"Kenapa kamu tarik tarik aku Ra,minta cium yaa,"Goda Reno.
"Iihh Reno apaan seh,mesum banget,"Jawabku dengan wajah aku buat cemberut.
"Jangan cemberut gitu nanti aku cium beneran lo,"Aku mencubit pinggang Reno.
"Aduh,aduh ampun sakit,apa seh sayang,"Reno menangkup kedua pipiku dan memandangku.
"Emm Ren,kamu serius ya mau melamar aku,apa gak buru buru gitu kita belum lama kenal lo Ren,kamu belum tahu aku begitupun sebaliknya,aku gak mau kejadian dulu dulu terulang lagi Ren,masa laluku sangat menyedihhkan,"Lalu aku menceritakan semuanya ke Reno.

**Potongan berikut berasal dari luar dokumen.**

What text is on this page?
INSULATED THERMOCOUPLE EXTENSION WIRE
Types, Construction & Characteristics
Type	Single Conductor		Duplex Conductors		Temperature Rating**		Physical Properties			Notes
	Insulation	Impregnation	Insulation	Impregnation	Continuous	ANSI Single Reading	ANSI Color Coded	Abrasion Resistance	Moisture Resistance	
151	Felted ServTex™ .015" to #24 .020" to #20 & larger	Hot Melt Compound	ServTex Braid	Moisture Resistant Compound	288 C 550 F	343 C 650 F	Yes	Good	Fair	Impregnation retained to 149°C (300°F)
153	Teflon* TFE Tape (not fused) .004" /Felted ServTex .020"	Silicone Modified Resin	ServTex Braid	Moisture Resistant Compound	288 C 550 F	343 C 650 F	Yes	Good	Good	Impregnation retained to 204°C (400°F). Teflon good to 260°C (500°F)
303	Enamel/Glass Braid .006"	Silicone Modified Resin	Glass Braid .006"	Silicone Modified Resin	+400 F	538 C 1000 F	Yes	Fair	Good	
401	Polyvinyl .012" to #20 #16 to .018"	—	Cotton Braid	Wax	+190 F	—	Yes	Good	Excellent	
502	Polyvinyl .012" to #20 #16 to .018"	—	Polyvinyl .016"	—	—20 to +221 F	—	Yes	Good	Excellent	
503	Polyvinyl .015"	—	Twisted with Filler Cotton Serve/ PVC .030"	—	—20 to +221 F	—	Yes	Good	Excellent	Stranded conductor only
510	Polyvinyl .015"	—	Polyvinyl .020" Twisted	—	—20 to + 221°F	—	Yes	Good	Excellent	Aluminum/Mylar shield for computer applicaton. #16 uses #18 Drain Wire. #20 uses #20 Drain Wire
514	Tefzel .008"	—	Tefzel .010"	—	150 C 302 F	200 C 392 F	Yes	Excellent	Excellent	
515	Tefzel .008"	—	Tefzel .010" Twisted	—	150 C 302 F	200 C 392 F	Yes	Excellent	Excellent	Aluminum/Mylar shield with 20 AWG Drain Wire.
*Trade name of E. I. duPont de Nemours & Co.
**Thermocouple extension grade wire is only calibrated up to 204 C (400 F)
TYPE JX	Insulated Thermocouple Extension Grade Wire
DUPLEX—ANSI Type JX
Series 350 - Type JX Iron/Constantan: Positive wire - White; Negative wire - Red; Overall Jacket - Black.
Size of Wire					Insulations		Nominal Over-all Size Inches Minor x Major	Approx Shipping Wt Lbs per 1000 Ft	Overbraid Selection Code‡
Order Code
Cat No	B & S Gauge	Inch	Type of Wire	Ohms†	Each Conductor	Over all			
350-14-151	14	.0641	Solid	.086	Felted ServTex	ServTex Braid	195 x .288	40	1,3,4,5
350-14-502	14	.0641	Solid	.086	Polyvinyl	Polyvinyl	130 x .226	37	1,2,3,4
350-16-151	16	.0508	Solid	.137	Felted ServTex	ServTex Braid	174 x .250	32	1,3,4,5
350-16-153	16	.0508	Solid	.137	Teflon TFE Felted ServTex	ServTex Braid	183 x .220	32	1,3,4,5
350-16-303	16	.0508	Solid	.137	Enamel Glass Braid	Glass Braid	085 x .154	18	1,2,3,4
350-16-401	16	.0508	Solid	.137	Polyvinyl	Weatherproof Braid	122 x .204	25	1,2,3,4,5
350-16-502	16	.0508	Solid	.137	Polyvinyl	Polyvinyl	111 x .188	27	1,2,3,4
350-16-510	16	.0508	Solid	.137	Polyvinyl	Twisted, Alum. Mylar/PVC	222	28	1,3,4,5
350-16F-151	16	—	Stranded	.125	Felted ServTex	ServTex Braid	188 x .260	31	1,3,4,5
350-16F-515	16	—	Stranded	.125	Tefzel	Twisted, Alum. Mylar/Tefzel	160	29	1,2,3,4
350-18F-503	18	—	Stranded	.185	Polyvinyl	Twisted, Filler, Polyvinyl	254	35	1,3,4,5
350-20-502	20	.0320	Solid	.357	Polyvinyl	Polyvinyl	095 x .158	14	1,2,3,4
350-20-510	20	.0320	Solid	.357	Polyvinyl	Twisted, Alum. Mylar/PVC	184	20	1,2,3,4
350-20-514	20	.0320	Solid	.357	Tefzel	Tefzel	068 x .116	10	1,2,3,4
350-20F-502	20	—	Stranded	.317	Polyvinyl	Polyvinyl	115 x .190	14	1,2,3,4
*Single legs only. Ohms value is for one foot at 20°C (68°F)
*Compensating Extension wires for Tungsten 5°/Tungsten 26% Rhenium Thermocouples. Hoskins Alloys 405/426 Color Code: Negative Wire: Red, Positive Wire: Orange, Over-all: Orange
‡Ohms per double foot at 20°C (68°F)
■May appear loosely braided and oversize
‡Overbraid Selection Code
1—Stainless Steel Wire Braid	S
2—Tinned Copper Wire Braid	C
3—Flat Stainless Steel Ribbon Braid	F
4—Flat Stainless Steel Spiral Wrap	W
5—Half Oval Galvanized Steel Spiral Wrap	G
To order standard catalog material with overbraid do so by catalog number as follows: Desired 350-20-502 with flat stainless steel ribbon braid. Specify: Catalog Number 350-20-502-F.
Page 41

"Ya aku sudah tahu semuanya Ra,aku senang kamu mau jujur sama aku,"Reno memegang tanganku.
"Hah,tahu semuanya maksudnya?" Aku terkejut dengan ucapan Reno.
"Iya aku tahu semuanya,kamu pernah bilang kan kalau aku ini mirip seseorang yang kamu kenal?"
"Iya memang,tapi hanya mata kamu aja kadang kadang juga kata kata kamu mirip sama almarhum mas Aldo teman aku,"
"Ya memaang benar,karena mata dan jantung ini milik dia,aku gak mau berbohong sama kamu tentang apapun termasuk jati diriku,tetapi soal perasaan aku, aku serius sama kamu,aku sungguh sungguh mencintai kamu,"Reno menatapku.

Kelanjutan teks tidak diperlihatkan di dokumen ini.